Fruit & Vegetable Magazine

Equipment Harvesting
Building soil health from the ground up

November 30, 1999  By Dan Woolley

Nova Scotia fruit and vegetable grower Josh Oulton plants a cover crop of rye in place of fumigation.

When Nova Scotia fruit and vegetable producer Josh Oulton discovered his fertilizer applications weren’t doing the job and his yields were not as he had hoped, he turned to do-it-yourself soil building in hopes of building the productivity of his soil.

Oulton farms a 350-acre operation near Port Williams, N.S., raising both organic and conventional crops. He grows his conventional crops under plastic and in tunnels with the bulk of his crops being tree fruits, strawberries and Brassicas.

He decided to try his hand at soil formation after attending a five-day workshop held by American soil biology researcher Dr. Elaine Ingham. He also consulted with soil expert Gary Zimmer, author of The Biological Farmer: A Complete Guide to the Sustainable and Profitable System of Farming. With his new knowledge, Oulton started his changeover, building his soil with compost, compost tea, manure and cover crops.
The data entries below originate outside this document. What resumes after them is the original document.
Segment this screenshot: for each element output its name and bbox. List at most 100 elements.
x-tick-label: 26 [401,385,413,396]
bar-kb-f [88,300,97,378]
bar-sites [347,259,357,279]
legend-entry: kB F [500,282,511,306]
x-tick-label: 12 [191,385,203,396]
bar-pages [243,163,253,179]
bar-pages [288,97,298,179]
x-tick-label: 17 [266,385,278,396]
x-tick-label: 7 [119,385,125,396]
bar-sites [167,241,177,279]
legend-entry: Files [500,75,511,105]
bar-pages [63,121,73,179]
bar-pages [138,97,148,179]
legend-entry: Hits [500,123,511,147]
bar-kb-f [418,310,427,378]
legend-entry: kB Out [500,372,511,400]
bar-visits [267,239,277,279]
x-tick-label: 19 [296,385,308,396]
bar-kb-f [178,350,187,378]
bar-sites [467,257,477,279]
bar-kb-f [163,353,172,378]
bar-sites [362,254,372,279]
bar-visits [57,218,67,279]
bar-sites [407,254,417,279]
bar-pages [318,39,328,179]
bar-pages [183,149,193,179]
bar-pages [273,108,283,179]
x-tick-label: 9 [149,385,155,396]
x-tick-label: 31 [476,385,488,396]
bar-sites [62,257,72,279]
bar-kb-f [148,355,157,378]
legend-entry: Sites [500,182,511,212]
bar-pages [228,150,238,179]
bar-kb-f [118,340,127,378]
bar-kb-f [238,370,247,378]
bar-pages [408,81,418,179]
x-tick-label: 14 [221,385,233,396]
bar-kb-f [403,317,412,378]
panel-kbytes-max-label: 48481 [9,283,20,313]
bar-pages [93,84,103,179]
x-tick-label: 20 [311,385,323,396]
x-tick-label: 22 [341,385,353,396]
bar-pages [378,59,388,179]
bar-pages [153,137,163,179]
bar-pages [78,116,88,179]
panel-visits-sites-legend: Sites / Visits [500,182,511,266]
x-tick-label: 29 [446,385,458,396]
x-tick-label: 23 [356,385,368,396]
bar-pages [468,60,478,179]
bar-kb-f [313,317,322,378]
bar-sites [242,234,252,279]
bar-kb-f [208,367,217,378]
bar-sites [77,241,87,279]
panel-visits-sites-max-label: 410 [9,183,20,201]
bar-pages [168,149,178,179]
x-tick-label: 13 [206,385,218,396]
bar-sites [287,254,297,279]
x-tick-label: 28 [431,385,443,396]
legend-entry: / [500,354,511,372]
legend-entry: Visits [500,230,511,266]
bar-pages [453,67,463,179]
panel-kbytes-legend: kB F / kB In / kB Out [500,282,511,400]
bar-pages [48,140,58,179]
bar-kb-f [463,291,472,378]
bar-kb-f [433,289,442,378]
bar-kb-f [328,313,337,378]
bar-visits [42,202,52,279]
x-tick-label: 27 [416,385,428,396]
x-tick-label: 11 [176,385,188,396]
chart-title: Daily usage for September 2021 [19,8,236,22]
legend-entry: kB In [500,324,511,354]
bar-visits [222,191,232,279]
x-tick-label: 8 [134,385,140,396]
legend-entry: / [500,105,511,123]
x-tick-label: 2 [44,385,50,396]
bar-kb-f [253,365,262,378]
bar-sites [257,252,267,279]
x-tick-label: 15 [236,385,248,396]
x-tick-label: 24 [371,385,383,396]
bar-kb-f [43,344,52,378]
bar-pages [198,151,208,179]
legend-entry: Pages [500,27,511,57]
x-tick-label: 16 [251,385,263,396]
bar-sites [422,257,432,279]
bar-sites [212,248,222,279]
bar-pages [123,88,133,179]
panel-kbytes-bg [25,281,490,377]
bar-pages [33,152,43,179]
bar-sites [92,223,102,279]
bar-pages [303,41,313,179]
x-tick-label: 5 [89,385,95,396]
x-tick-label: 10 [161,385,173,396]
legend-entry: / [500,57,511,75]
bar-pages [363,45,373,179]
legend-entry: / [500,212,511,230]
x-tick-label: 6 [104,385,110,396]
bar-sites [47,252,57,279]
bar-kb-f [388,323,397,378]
“The goal (is) to create a living soil,” he said. “The soil that we farm is a living, healthy organism.”

One of Dr. Ingham’s fundamental soil building beliefs is moving away from tillage equipment that cuts the soil, opting instead for no-till cultivation. This proved difficult for Oulton, as his soil tends to clump. He decided to plant alfalfa and apply manure to his soil in a bid to add organic matter.

He then started work on his compost.

“To make good compost, you need the right temperature, at the right time and the appropriate ratio of carbon to nitrogen,” he explained.

Oulton uses a combination of cardboard, vegetable waste and wood chips to make his compost, striving to maintain an internal compost temperature between 130 and 150 F. During the active phase of composting, he uses a Stittler Compost Turner to turn the mixture twice a day.

When making compost, a grower will create either fungal dominant or bacterial dominant compost, Oulton explained, adding that with bacterial dominant compost, the soil will need fumigation.

Unfortunately “fumigation was absolutely the worst thing I could do to our land,” he said.

With this lesson learned, Oulton now plants a cover crop of rye in place of fumigation.

“Don’t use compost as a nutrient,” he recommends. “It is a soil supplement to build up the soil.”

Instead, he applies manure as a nutrient for his crops.

For his compost teas, Oulton buys ingredients from The Jolly Farmer in Hampton, N.B. He uses both compost and fungal teas “to replace bad biology with good biology” and applies the teas using a sprayer, ensuring there is no fungicide residue remaining in the tank before use.

For Oulton, a happy soil is a productive one.

“Healthy soil isn’t compacted or airless and won’t support weeds,” he said.